The district has taken some action related to DEI in the past year, Sinnette said, such as forming an alumni community mentorship program that focuses on the issue, engaging in a DEI student and staff book club at LCHS, professional development at all levels and efforts to engage with a more diverse applicant pool to fill open staff positions.
Hale-Elliott told the board that she hopes to continue helping the district, even if it is looking for somebody else to fill a permanent position to take the lead during the process.
“I think there are so many things unique to this work that it’s really worthwhile to have somebody with the background and expertise and who will be a visionary, to whom there can be follow-ups around and accountability for the work,” she said.
During the nearly two-hour discussion, Sinnette read a lengthy proclamation stating that she stands for all stakeholders within the district, especially the children.
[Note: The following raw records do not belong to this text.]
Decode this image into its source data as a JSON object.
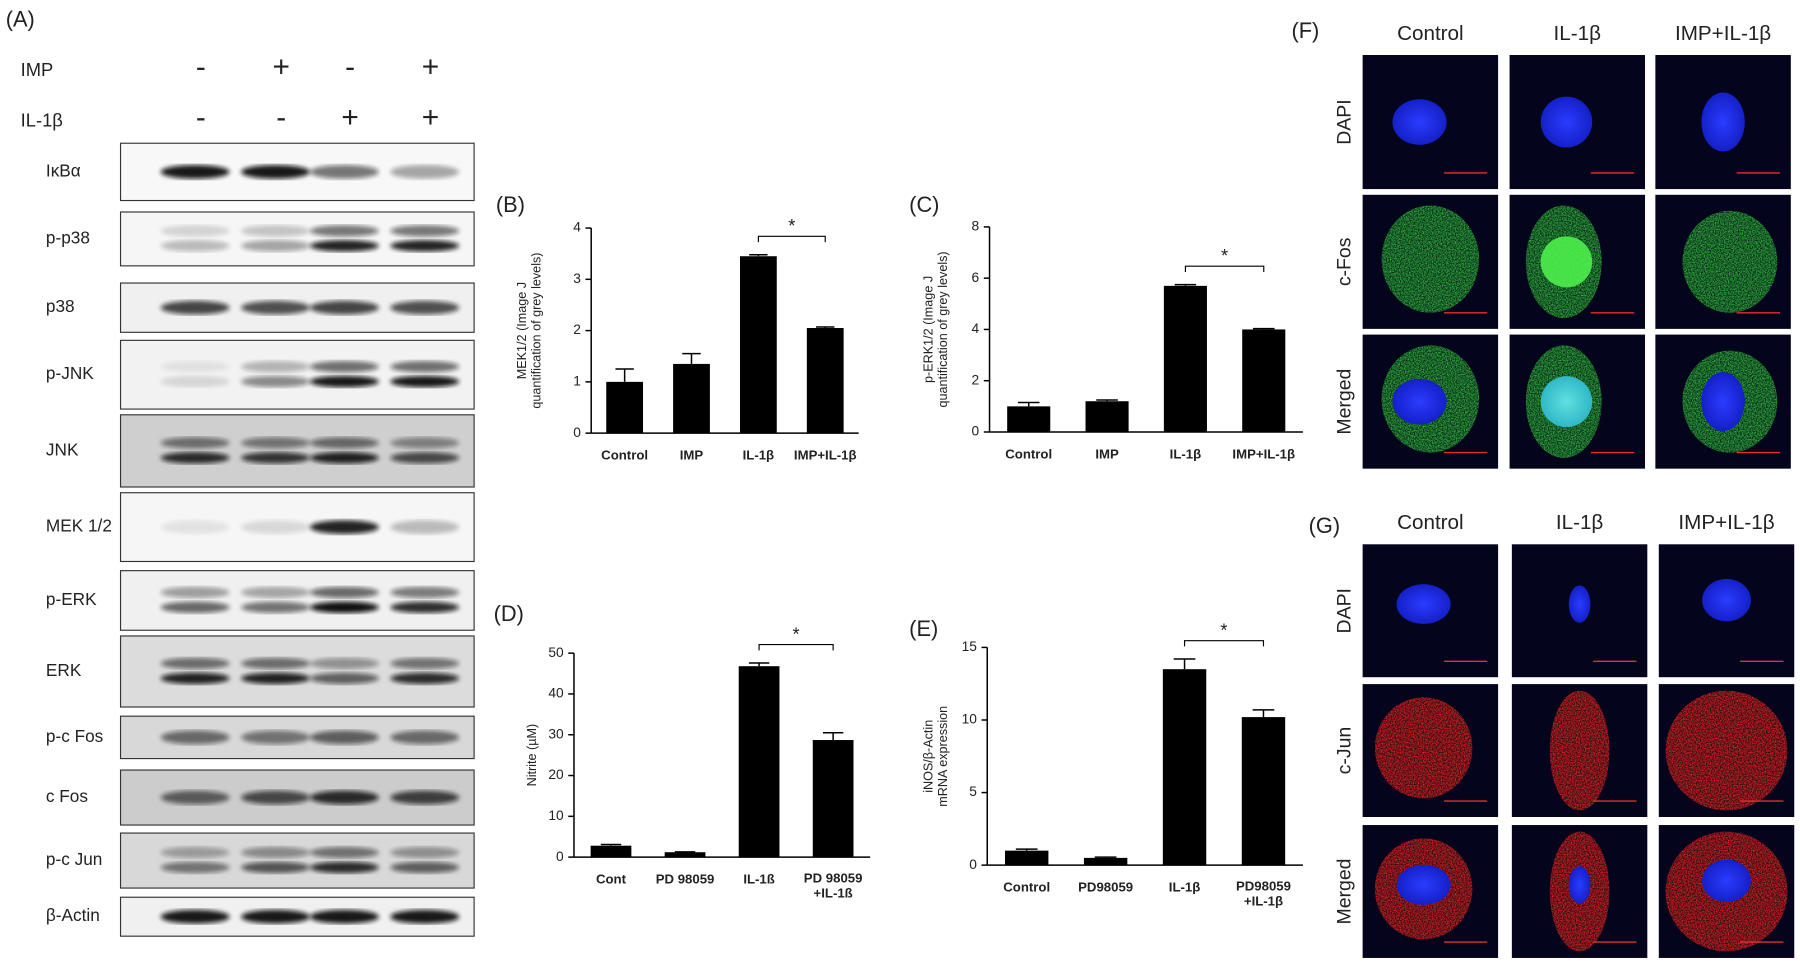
{
  "blot": {
    "panel_label": "(A)",
    "conditions": [
      {
        "name": "IMP",
        "signs": [
          "-",
          "+",
          "-",
          "+"
        ]
      },
      {
        "name": "IL-1β",
        "signs": [
          "-",
          "-",
          "+",
          "+"
        ]
      }
    ],
    "proteins": [
      "IκBα",
      "p-p38",
      "p38",
      "p-JNK",
      "JNK",
      "MEK 1/2",
      "p-ERK",
      "ERK",
      "p-c Fos",
      "c Fos",
      "p-c Jun",
      "β-Actin"
    ]
  },
  "chart_data": [
    {
      "type": "bar",
      "panel_label": "(B)",
      "y_label": "MEK1/2 (Image J\nquantification of grey levels)",
      "categories": [
        "Control",
        "IMP",
        "IL-1β",
        "IMP+IL-1β"
      ],
      "values": [
        1.0,
        1.35,
        3.45,
        2.05
      ],
      "errors": [
        0.25,
        0.2,
        0.03,
        0.02
      ],
      "color": "#000000",
      "ylim": [
        0,
        4
      ],
      "yticks": [
        0,
        1,
        2,
        3,
        4
      ],
      "significance": "*"
    },
    {
      "type": "bar",
      "panel_label": "(C)",
      "y_label": "p-ERK1/2 (Image J\nquantification of grey levels)",
      "categories": [
        "Control",
        "IMP",
        "IL-1β",
        "IMP+IL-1β"
      ],
      "values": [
        1.0,
        1.2,
        5.7,
        4.0
      ],
      "errors": [
        0.15,
        0.05,
        0.05,
        0.03
      ],
      "color": "#000000",
      "ylim": [
        0,
        8
      ],
      "yticks": [
        0,
        2,
        4,
        6,
        8
      ],
      "significance": "*"
    },
    {
      "type": "bar",
      "panel_label": "(D)",
      "y_label": "Nitrite (µM)",
      "categories": [
        "Cont",
        "PD 98059",
        "IL-1ß",
        "PD 98059\n+IL-1ß"
      ],
      "values": [
        2.8,
        1.2,
        46.8,
        28.7
      ],
      "errors": [
        0.3,
        0.1,
        0.8,
        1.8
      ],
      "color": "#000000",
      "ylim": [
        0,
        50
      ],
      "yticks": [
        0,
        10,
        20,
        30,
        40,
        50
      ],
      "significance": "*"
    },
    {
      "type": "bar",
      "panel_label": "(E)",
      "y_label": "iNOS/β-Actin\nmRNA expression",
      "categories": [
        "Control",
        "PD98059",
        "IL-1β",
        "PD98059\n+IL-1β"
      ],
      "values": [
        1.0,
        0.5,
        13.5,
        10.2
      ],
      "errors": [
        0.1,
        0.05,
        0.7,
        0.5
      ],
      "color": "#000000",
      "ylim": [
        0,
        15
      ],
      "yticks": [
        0,
        5,
        10,
        15
      ],
      "significance": "*"
    }
  ],
  "microscopy": [
    {
      "panel_label": "(F)",
      "columns": [
        "Control",
        "IL-1β",
        "IMP+IL-1β"
      ],
      "rows": [
        "DAPI",
        "c-Fos",
        "Merged"
      ]
    },
    {
      "panel_label": "(G)",
      "columns": [
        "Control",
        "IL-1β",
        "IMP+IL-1β"
      ],
      "rows": [
        "DAPI",
        "c-Jun",
        "Merged"
      ]
    }
  ]
}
“I don’t stand for, as your superintendent, publicly charged divisiveness, unreasonableness and disrespect,” she said. “I don’t stand for intolerance or racism. I don’t believe in entitlement or hysteria, and I will not condone mean-spiritedness or fear. The DEI initiative that I commit to assigning as one of my goals will foster a climate of care and a climate of continuous improvement.
“I am not African American, I am not ‘LatinX,’ I’m not a Korean American, not a Chinese American, but I am an ally. I am an ally to the LGBTQ+ community. I am a 58-year-old white woman, but I have been discriminated against as a woman. But I’m here for you to do the work, and we will do it well and we will do it as a community. And if that is what the board wants to commit to, then I can ensure you that the work will get done, and it will get done in the right way.”